James Moody and Ben Werner with Dr. Marc Hansen, Physiology and Developmental Biology

Background

The purpose of this project is to identify the organization and mechanism of the proteins in the Zyxin-VASP actin regulatory system using biochemical analysis and in vitro reconstitution.

Cross-bead precipitation

A cross-bead precipitation assay is used to determine which proteins will bind to one another under physiological conditions. Using cross-bead precipitation assays we learned that VASP binds the zyxin LIMs region in a 1:1 ratio and that individual VASP monomers also bind the zyxin Act-A region in an apparent 1:1 ratio. This leads us to propose a structure for a functional actin-zyxin-VASP complex. Four VASP proteins form a tetramer by interlocking their tails. Each of those VASP proteins binds an individual actin filament and accelerates the rate of filament growth. Each VASP protein also binds transiently an individual zyxin protein. The zyxin can either clamp down on its associated VASP with its LIMs, inactivating it, or release VASP to allow it to function. Zyxin may be bound by regulatory protein Rac1, and we believe that the Rac1 toggles zyxin between open and closed forms.

Actin Sedimentation

Actin sedimentation assays are used to determine which proteins will bind to actin filaments and under what conditions. Using actin sedimentation assays, we determined that not only does VASP bind actin, but LIMs do not prevent the interaction. Instead, LIMs will also bind to the VASP-actin complex. We also learned that the other portion of zyxin, Act A, prevents some, but not all of VASP binding to actin, not what we had expected. A recent paper indicates that VASP binding to Act A is transient1. From this information, we redrew our model, hypothesizing that it is the Act A that prevents VASP binding to actin, but only if VASP stays bound to it for longer than a transient period of time. We believe that LIMs acts like a clamp to force VASP to stay attached to Act A long enough for Act A to prevent VASP binding to actin.

Critical Concentration

Critical concentration assays are used to determine if a protein of interest affects the amount of actin monomers required in solution to allow formation of stable filaments. Proteins may affect this amount by stabilizing existing filaments, by blocking addition or attrition of monomers from existing filaments, or by sequestering un-polymerized monomers. Using this type of assay, we determined that VASP-LIMs complexes do not stabilize actin filaments, block addition or attrition of monomers from existing filaments, or sequester un-polymerized monomers.

Pyrene actin

Pyrene actin assays measure the rate and amount of growth of actin filaments while under the influence of other proteins of interest. Using pyrene actin assays, we determined that VASP appears to double the rate of actin filament growth and that LIMs do not interfere with this function.

Problems

Protein biochemistry is tedious work, and we ran into many problems that had to be overcome. First, purified proteins are extremely fragile and short-lived. VASP, for example, must be kept at 4ºC at all times and has a fridge life of no more than two weeks before it loses its precise three-dimensional structure and becomes non-functional. We had a crew of several students which continuously grew and purified our needed proteins from bacteria, thereby supplying us with an endless supply of fresh VASP, LIMs, and zyxin∆LIM.

Due to their delicacy, proteins will only function under specific conditions, such as specific salt concentrations and pH ranges. We had to carefully adjust our experimental conditions to ensure that VASP and the other proteins functioned as they would in living cells.

Some proteins, such as the LIMs construct, cannot be purified from bacteria without the use of a non-ionic detergent, such as Triton-X, which releases LIMs from the bacterial cells and allows the protein to be soluble so that it can be used in experiments. Unfortunately, the presence of Triton-X interferes with the spectrographic monitoring of certain experiments.
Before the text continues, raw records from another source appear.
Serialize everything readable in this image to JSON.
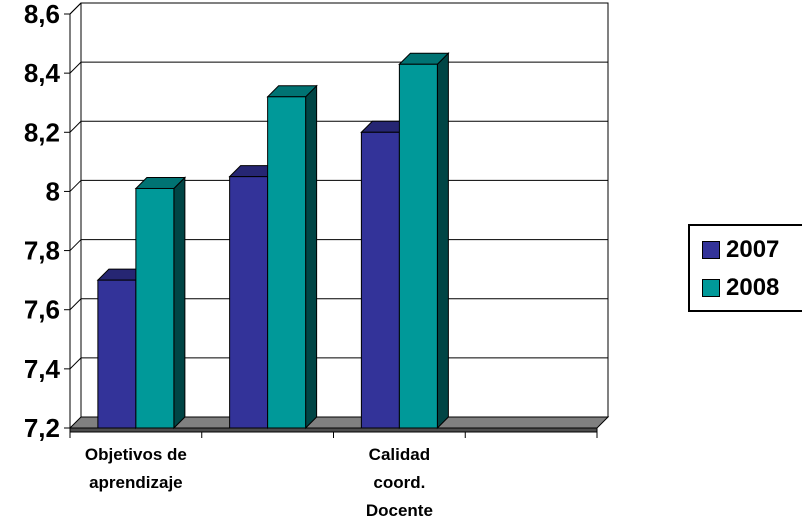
{
  "chart_data": {
    "type": "bar",
    "categories": [
      "Objetivos de aprendizaje",
      "",
      "Calidad coord. Docente",
      ""
    ],
    "category_lines": [
      [
        "Objetivos de",
        "aprendizaje"
      ],
      [],
      [
        "Calidad",
        "coord.",
        "Docente"
      ],
      []
    ],
    "series": [
      {
        "name": "2007",
        "values": [
          7.7,
          8.05,
          8.2,
          null
        ],
        "color": "#333399"
      },
      {
        "name": "2008",
        "values": [
          8.01,
          8.32,
          8.43,
          null
        ],
        "color": "#009999"
      }
    ],
    "ylim": [
      7.2,
      8.6
    ],
    "yticks": [
      "7,2",
      "7,4",
      "7,6",
      "7,8",
      "8",
      "8,2",
      "8,4",
      "8,6"
    ],
    "grid": true,
    "legend_position": "right",
    "floor_color": "#808080"
  }
}
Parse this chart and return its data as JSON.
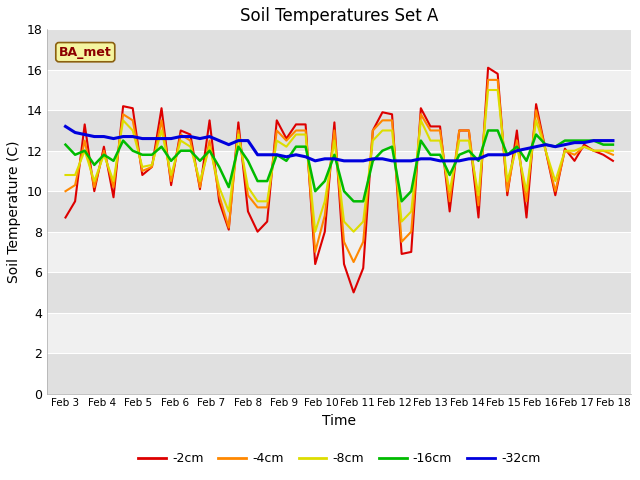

As Triton-X is indispensable for working with LIMs, we have found alternative methods to monitor our experiments.

Publications

Some of the above data was presented as a poster at the American Society of Cell Biologists held last December in San Diego. Another poster on this work is being presented at the same meeting this December. A research article containing further results is nearing completion and will soon be submitted to the appropriate scientific journals.

Future Direction

We still need to see whether the Act A-LIMs complex prevents VASP interaction with actin. We need to determine whether Rac1 does indeed bind zyxin and what effect this binding has on zyxin and hence VASP function. The lab is currently in the process of producing a source of full-length zyxin protein so they can test how Act A and LIMs behave when they are parts of a single molecule, as this is how they exist in the cell. Further pyrene actin assays will also be conducted to determine how the various combinations of VASP, LIMs, Act A, zyxin, and Rac1 affect the growth and stability of actin filaments.

References

1. Applewhite DA, Barzik M, Kojima S, Svitkina TM, Gertler FB, Borisy GG. (2007) Ena/VASP Proteins Have an Anti-Capping Independent Function in Filopodia Formation. Molecular Biology of the Cell 18, 2579-91.